GOLD PRICES held steady on Monday as China’s economic growth data showed the economy stabilizing and Comex speculators cutting their bullish bets for the first time in 7 weeks, writes Atsuko Whitehouse at BullionVault.
Spot gold was flat Monday lunch time at $1414 per ounce, while the US dollar index – a measure of the US currency's value versus its major peers – declined 0.05% to its lowest level in more than two weeks.
Silver prices rose 0.7% to $15.33 per ounce, almost a 2-week high, while platinum prices went up 0.9% to $841 per ounce, more than 1-week high.
Hedge funds and other leveraged speculators in Comex gold futures and options last week reduced their bullish betting on gold for the first time in 7 weeks, according to the data published by US regulator the Commodities Futures Trading Commission (CFTC).
The size of open interest in gold derivatives, however, exceeded 1,000,000 for 3 weeks in a row for the first time in 13 years.
The largest gold bullion backed ETF, the SPDR Gold Trust (NYSEArca:GLD), saw investors add 3.6 tonnes last week to reach 800 tonnes of bullion in total. This was the second week in a row which saw an increase in holdings.
Chinese industrial production and retail sales for June beat all estimates, however, GDP growth was only 6.2% last quarter, the weakest since the data series began in 1992, according to data released on Monday.
“The monthly data were better than expected... (But) we are sceptical of this apparent recovery given broader evidence of weakness in factory activity,” said Julian Evans-Pritchard, senior China economist at Capital Economics.
“Looking ahead, we doubt that the data for June will mark the start of a turnaround.”
Physical gold buying stalled in top Asian hubs last week as consumers sold back bullion to cash in on a steep price rally.
“More clients have been trading-in gold bars they bought some years ago for a profit recently,” said a veteran trader at Lee Cheong Gold Dealers in Sheung Wan, Hong Kong.
“Many retailers will wait for prices to come down to shop for a dowry unless they are in a hurry.”
Hong Kong saw gold prices hit HK$11,079 on Friday which was amongst the highest levels since 2013.The price in HK$ has gained 6.2 per cent in the past month and about 11 per cent since the beginning of this year.

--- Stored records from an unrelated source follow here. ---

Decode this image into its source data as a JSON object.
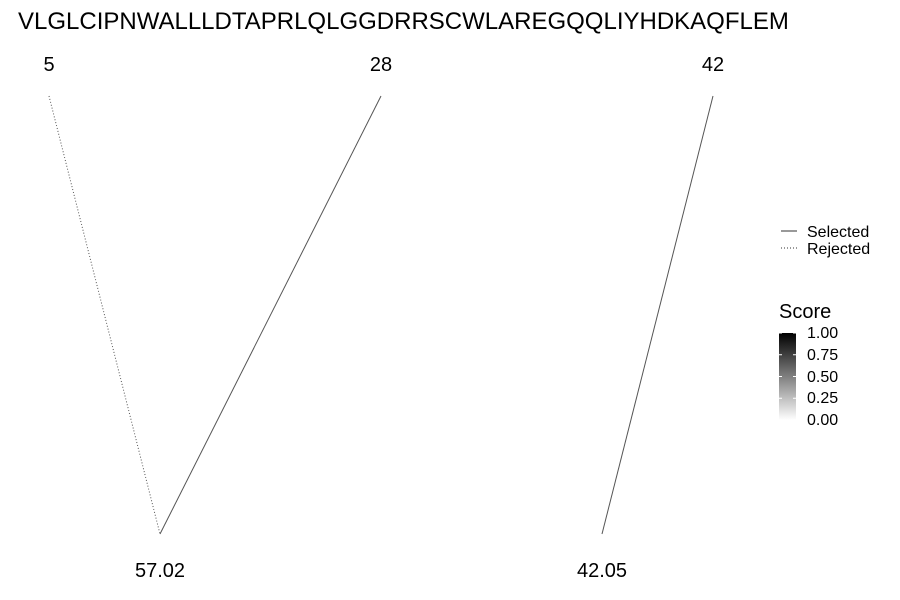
{
  "sequence": "VLGLCIPNWALLLDTAPRLQLGGDRRSCWLAREGQQLIYHDKAQFLEM",
  "top_labels": [
    "5",
    "28",
    "42"
  ],
  "bottom_labels": [
    "57.02",
    "42.05"
  ],
  "connections": [
    {
      "from": "5",
      "to": "57.02",
      "status": "Rejected"
    },
    {
      "from": "28",
      "to": "57.02",
      "status": "Selected"
    },
    {
      "from": "42",
      "to": "42.05",
      "status": "Selected"
    }
  ],
  "legend": {
    "line_types": [
      {
        "label": "Selected",
        "style": "solid"
      },
      {
        "label": "Rejected",
        "style": "dotted"
      }
    ],
    "score": {
      "title": "Score",
      "ticks": [
        "1.00",
        "0.75",
        "0.50",
        "0.25",
        "0.00"
      ],
      "gradient_colors": [
        "#000000",
        "#ffffff"
      ]
    }
  },
  "colors": {
    "line": "#555555",
    "text": "#000000"
  }
}
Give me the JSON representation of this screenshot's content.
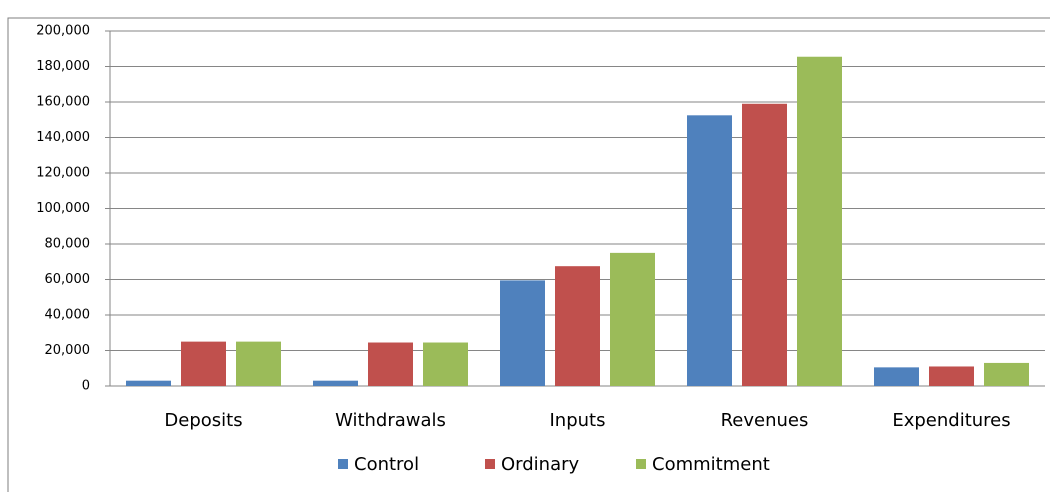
{
  "chart_data": {
    "type": "bar",
    "categories": [
      "Deposits",
      "Withdrawals",
      "Inputs",
      "Revenues",
      "Expenditures"
    ],
    "series": [
      {
        "name": "Control",
        "color": "#4f81bd",
        "values": [
          3000,
          3000,
          59500,
          152500,
          10500
        ]
      },
      {
        "name": "Ordinary",
        "color": "#c0504d",
        "values": [
          25000,
          24500,
          67500,
          159000,
          11000
        ]
      },
      {
        "name": "Commitment",
        "color": "#9bbb59",
        "values": [
          25000,
          24500,
          75000,
          185500,
          13000
        ]
      }
    ],
    "ylim": [
      0,
      200000
    ],
    "yticks": [
      0,
      {
        "value": 20000,
        "label": "20,000"
      },
      {
        "value": 40000,
        "label": "40,000"
      },
      {
        "value": 60000,
        "label": "60,000"
      },
      {
        "value": 80000,
        "label": "80,000"
      },
      {
        "value": 100000,
        "label": "100,000"
      },
      {
        "value": 120000,
        "label": "120,000"
      },
      {
        "value": 140000,
        "label": "140,000"
      },
      {
        "value": 160000,
        "label": "160,000"
      },
      {
        "value": 180000,
        "label": "180,000"
      },
      {
        "value": 200000,
        "label": "200,000"
      }
    ],
    "grid": true,
    "legend": "bottom"
  }
}
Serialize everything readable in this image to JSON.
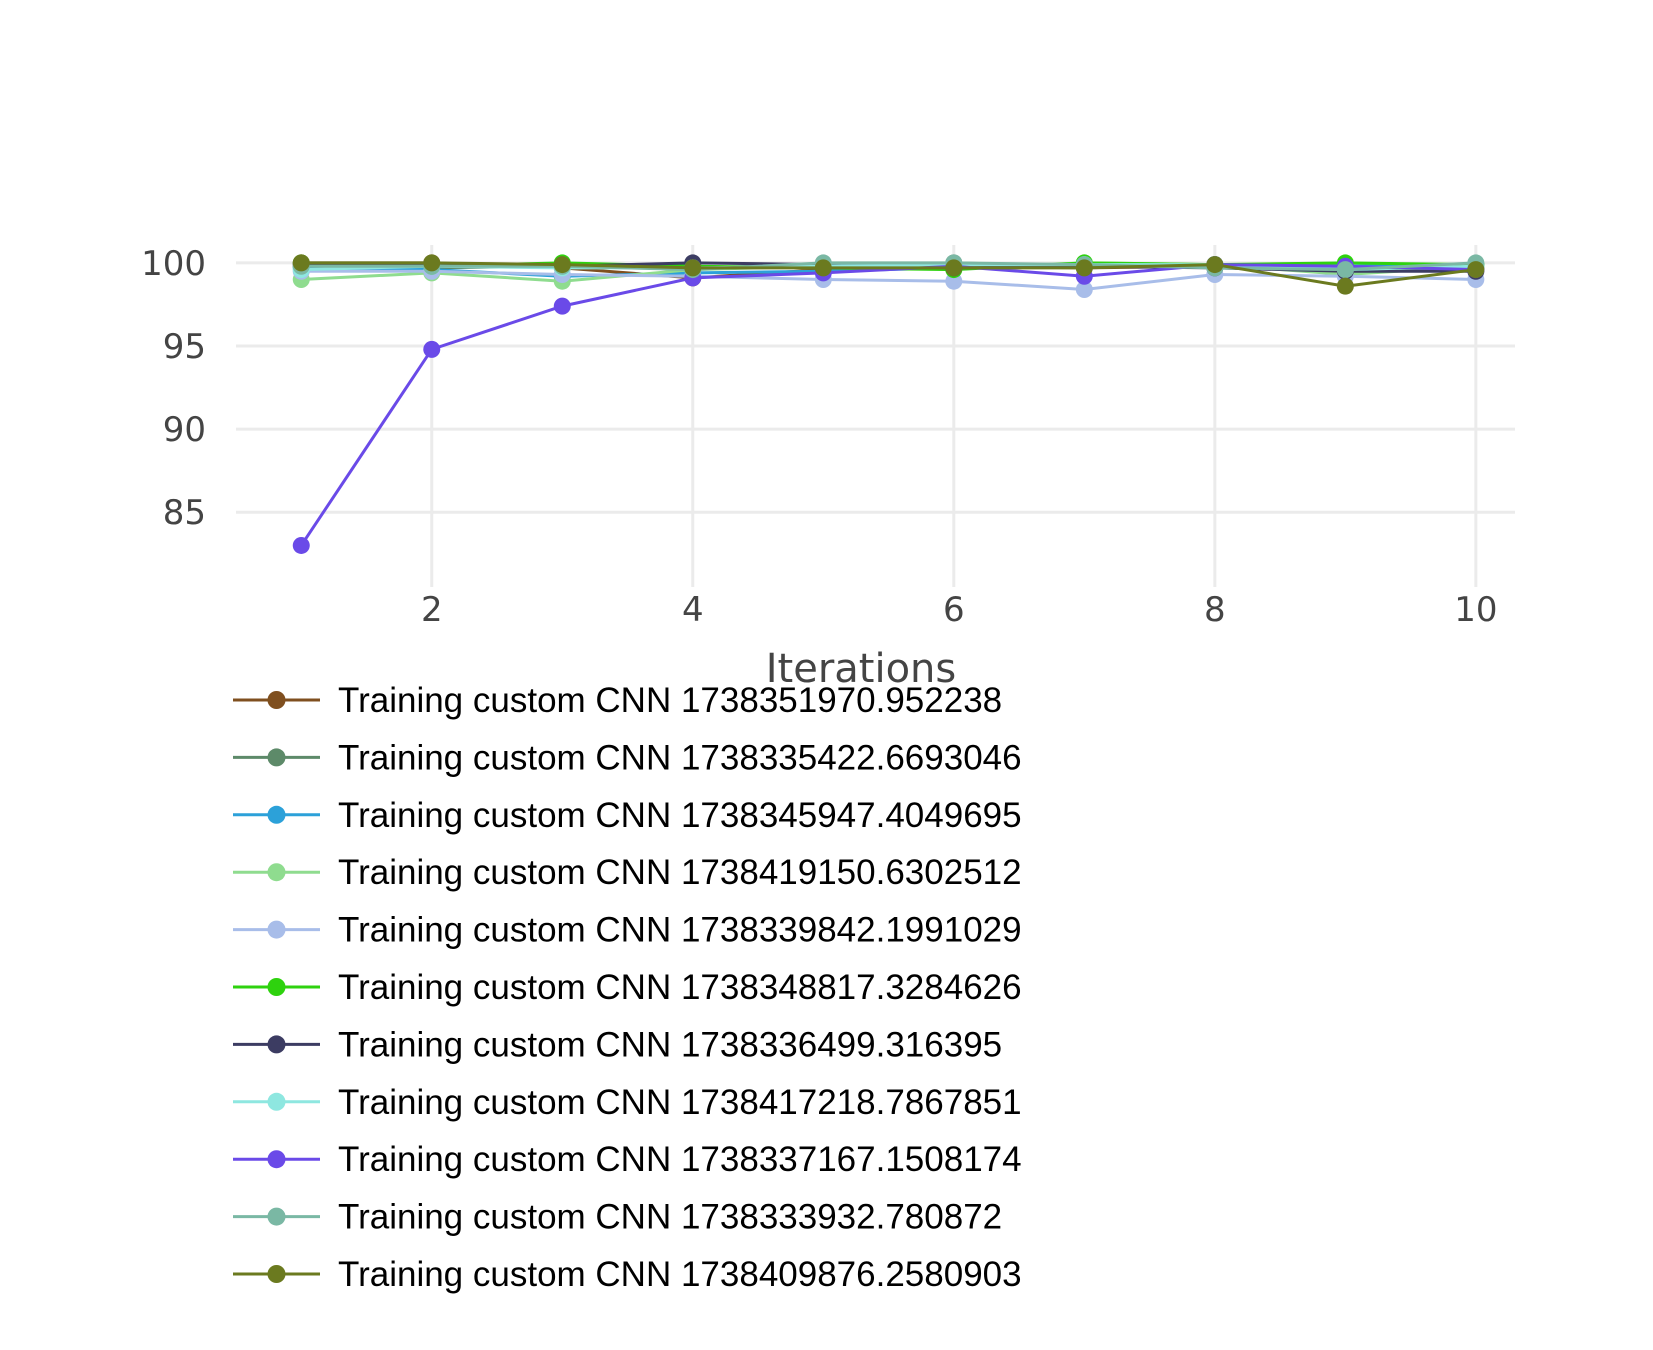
{
  "chart_data": {
    "type": "line",
    "title": "",
    "xlabel": "Iterations",
    "ylabel": "",
    "xlim": [
      0.5,
      10.3
    ],
    "ylim": [
      80.5,
      101.8
    ],
    "x_ticks": [
      2,
      4,
      6,
      8,
      10
    ],
    "y_ticks": [
      85,
      90,
      95,
      100
    ],
    "grid": true,
    "legend_position": "bottom-left",
    "x": [
      1,
      2,
      3,
      4,
      5,
      6,
      7,
      8,
      9,
      10
    ],
    "series": [
      {
        "name": "Training custom CNN 1738351970.952238",
        "color": "#7f4f1f",
        "values": [
          100,
          100,
          99.7,
          99.1,
          99.6,
          99.8,
          99.7,
          99.8,
          99.5,
          99.7
        ]
      },
      {
        "name": "Training custom CNN 1738335422.6693046",
        "color": "#5d8a69",
        "values": [
          99.8,
          99.7,
          99.8,
          99.7,
          99.9,
          100,
          99.8,
          99.9,
          99.6,
          99.8
        ]
      },
      {
        "name": "Training custom CNN 1738345947.4049695",
        "color": "#2ca1d9",
        "values": [
          99.7,
          99.6,
          99.2,
          99.4,
          99.5,
          99.7,
          99.8,
          99.9,
          99.8,
          99.9
        ]
      },
      {
        "name": "Training custom CNN 1738419150.6302512",
        "color": "#8fdc8f",
        "values": [
          99.0,
          99.4,
          98.9,
          99.6,
          99.8,
          99.7,
          100,
          99.9,
          99.3,
          99.8
        ]
      },
      {
        "name": "Training custom CNN 1738339842.1991029",
        "color": "#a8bde9",
        "values": [
          99.5,
          99.5,
          99.3,
          99.2,
          99.0,
          98.9,
          98.4,
          99.3,
          99.2,
          99.0
        ]
      },
      {
        "name": "Training custom CNN 1738348817.3284626",
        "color": "#2ed20e",
        "values": [
          100,
          99.8,
          100,
          99.8,
          99.7,
          99.6,
          100,
          99.9,
          100,
          99.9
        ]
      },
      {
        "name": "Training custom CNN 1738336499.316395",
        "color": "#3c3c62",
        "values": [
          99.9,
          99.9,
          99.8,
          100,
          99.9,
          99.7,
          99.8,
          99.7,
          99.5,
          99.5
        ]
      },
      {
        "name": "Training custom CNN 1738417218.7867851",
        "color": "#8ee7e0",
        "values": [
          99.6,
          99.8,
          99.7,
          99.7,
          99.8,
          99.9,
          99.9,
          99.9,
          99.6,
          99.8
        ]
      },
      {
        "name": "Training custom CNN 1738337167.1508174",
        "color": "#6a4ae8",
        "values": [
          83.0,
          94.8,
          97.4,
          99.1,
          99.4,
          99.8,
          99.2,
          99.9,
          99.8,
          99.6
        ]
      },
      {
        "name": "Training custom CNN 1738333932.780872",
        "color": "#7ab8a4",
        "values": [
          99.8,
          99.8,
          99.8,
          99.6,
          100,
          100,
          99.9,
          99.7,
          99.6,
          100
        ]
      },
      {
        "name": "Training custom CNN 1738409876.2580903",
        "color": "#6b7a1f",
        "values": [
          100,
          100,
          99.9,
          99.7,
          99.7,
          99.7,
          99.7,
          99.9,
          98.6,
          99.6
        ]
      }
    ]
  }
}
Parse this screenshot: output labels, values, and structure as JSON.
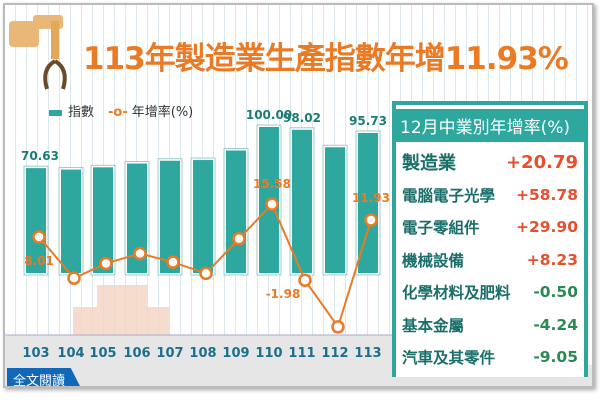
{
  "title": "113年製造業生產指數年增11.93%",
  "legend": {
    "bar": "指數",
    "line": "年增率(%)"
  },
  "chart_data": {
    "type": "bar+line",
    "title": "113年製造業生產指數年增11.93%",
    "categories": [
      "103",
      "104",
      "105",
      "106",
      "107",
      "108",
      "109",
      "110",
      "111",
      "112",
      "113"
    ],
    "series": [
      {
        "name": "指數",
        "type": "bar",
        "values": [
          70.63,
          69.6,
          71.2,
          73.9,
          75.9,
          76.4,
          83.2,
          100.0,
          98.02,
          85.53,
          95.73
        ],
        "labeled": {
          "103": "70.63",
          "110": "100.00",
          "111": "98.02",
          "113": "95.73"
        }
      },
      {
        "name": "年增率(%)",
        "type": "line",
        "values": [
          8.01,
          -1.5,
          1.9,
          4.2,
          2.2,
          -0.4,
          7.6,
          15.58,
          -1.98,
          -12.74,
          11.93
        ],
        "labeled": {
          "103": "8.01",
          "110": "15.58",
          "111": "-1.98",
          "113": "11.93"
        }
      }
    ],
    "colors": {
      "bar": "#2ea79f",
      "line": "#ea7a24"
    }
  },
  "panel": {
    "title": "12月中業別年增率(%)",
    "rows": [
      {
        "name": "製造業",
        "value": "+20.79"
      },
      {
        "name": "電腦電子光學",
        "value": "+58.78"
      },
      {
        "name": "電子零組件",
        "value": "+29.90"
      },
      {
        "name": "機械設備",
        "value": "+8.23"
      },
      {
        "name": "化學材料及肥料",
        "value": "-0.50"
      },
      {
        "name": "基本金屬",
        "value": "-4.24"
      },
      {
        "name": "汽車及其零件",
        "value": "-9.05"
      }
    ]
  },
  "footer": {
    "read_full": "全文閱讀"
  }
}
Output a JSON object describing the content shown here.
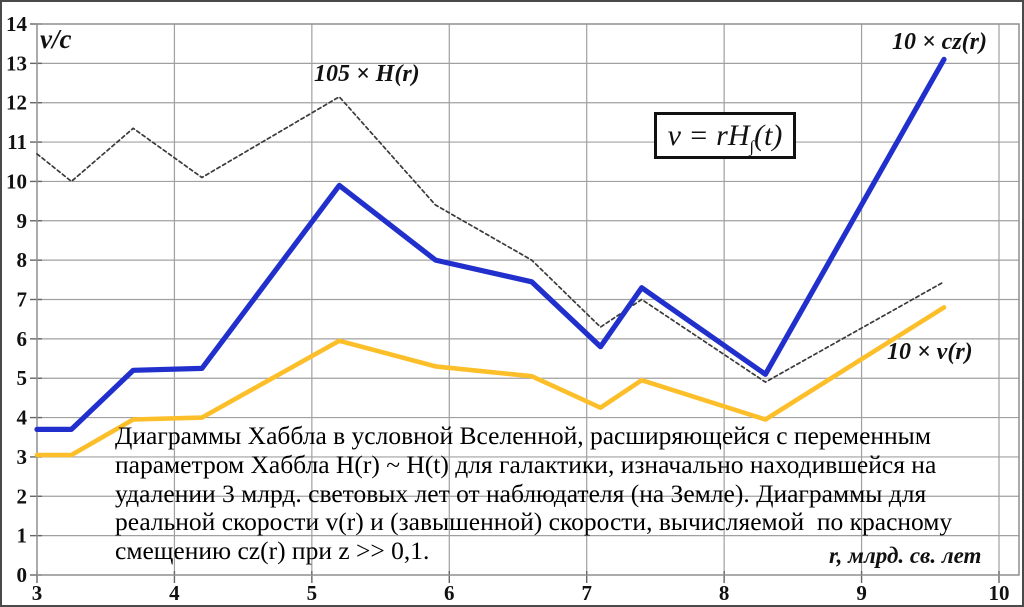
{
  "labels": {
    "y_axis": "v/c",
    "x_axis": "r, млрд. св. лет",
    "h_series": "105 × H(r)",
    "cz_series": "10 × cz(r)",
    "v_series": "10 × v(r)"
  },
  "formula": {
    "prefix": "v = rH",
    "sub": "∫",
    "suffix": "(t)"
  },
  "caption": {
    "lines": [
      "Диаграммы Хаббла в условной Вселенной, расширяющейся с переменным",
      "параметром Хаббла H(r) ~ H(t) для галактики, изначально находившейся на",
      "удалении 3 млрд. световых лет от наблюдателя (на Земле). Диаграммы для",
      "реальной скорости v(r) и (завышенной) скорости, вычисляемой  по красному",
      "смещению cz(r) при z >> 0,1."
    ]
  },
  "colors": {
    "cz_line": "#2130cc",
    "v_line": "#fcbf2a",
    "h_line": "#3a3a3a",
    "grid": "#a0a0a0",
    "border": "#8f8f8f",
    "tick_text": "#111111"
  },
  "chart_data": {
    "type": "line",
    "title": "",
    "xlabel": "r, млрд. св. лет",
    "ylabel": "v/c",
    "xlim": [
      3,
      10
    ],
    "ylim": [
      0,
      14
    ],
    "x_ticks": [
      3,
      4,
      5,
      6,
      7,
      8,
      9,
      10
    ],
    "y_ticks": [
      0,
      1,
      2,
      3,
      4,
      5,
      6,
      7,
      8,
      9,
      10,
      11,
      12,
      13,
      14
    ],
    "grid": true,
    "legend": "inline-labels",
    "x": [
      3.0,
      3.25,
      3.7,
      4.2,
      5.2,
      5.9,
      6.6,
      7.1,
      7.4,
      8.3,
      9.6
    ],
    "series": [
      {
        "key": "h",
        "name": "105 × H(r)",
        "style": "dashed",
        "values": [
          10.7,
          10.0,
          11.35,
          10.1,
          12.15,
          9.4,
          8.0,
          6.3,
          7.0,
          4.9,
          7.45
        ]
      },
      {
        "key": "v",
        "name": "10 × v(r)",
        "style": "solid",
        "values": [
          3.05,
          3.05,
          3.95,
          4.0,
          5.95,
          5.3,
          5.05,
          4.25,
          4.95,
          3.95,
          6.8
        ]
      },
      {
        "key": "cz",
        "name": "10 × cz(r)",
        "style": "solid",
        "values": [
          3.7,
          3.7,
          5.2,
          5.25,
          9.9,
          8.0,
          7.45,
          5.8,
          7.3,
          5.1,
          13.1
        ]
      }
    ]
  }
}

The World Gold Council, the market development organisation for the gold industry, also reported that physical-traded gold contracts on the Shanghai Gold Exchange (SGE), declined in May 2019. Trading volume of Au9999 amounted to 371 tonnes in May. This was a 115 tonne decline year-on-year and the fourth lowest monthly accumulated volume in three years.
In contrast, the trading volume of Au(T+D), a margin-traded and the most liquid gold contract traded on SGE, reached 1276 tonnes in May 2019, 286 tonnes higher year-on-year.
“In light of the stock market turbulence and weakening currency, Chinese investors looked to diversify, driving the volume of Au(T+D) – the more investor-friendly gold contract (it requires only 7% of the contract’s value) – significantly higher,” said Ray Jia, Research Manager at World Gold Council.
“On the other hand, May’s AU9999 trading volume was weak due to a large industry inventory that had built up earlier in the year,” he continued.
Gold prices for European investors slipped down to €1254 per ounce with EU foreign ministers meeting to discuss the Iran nuclear deal in Brussels on Monday.
UK gold prices edged up to £1127 per ounce as the British pound decreased 0.1% after recording 10 consecutive weekly loss last week as the market is increasingly concerned over the outcome of the ongoing Conservative Party leadership battle. The result of the leadership election is expected to be announced on 22nd July 2019.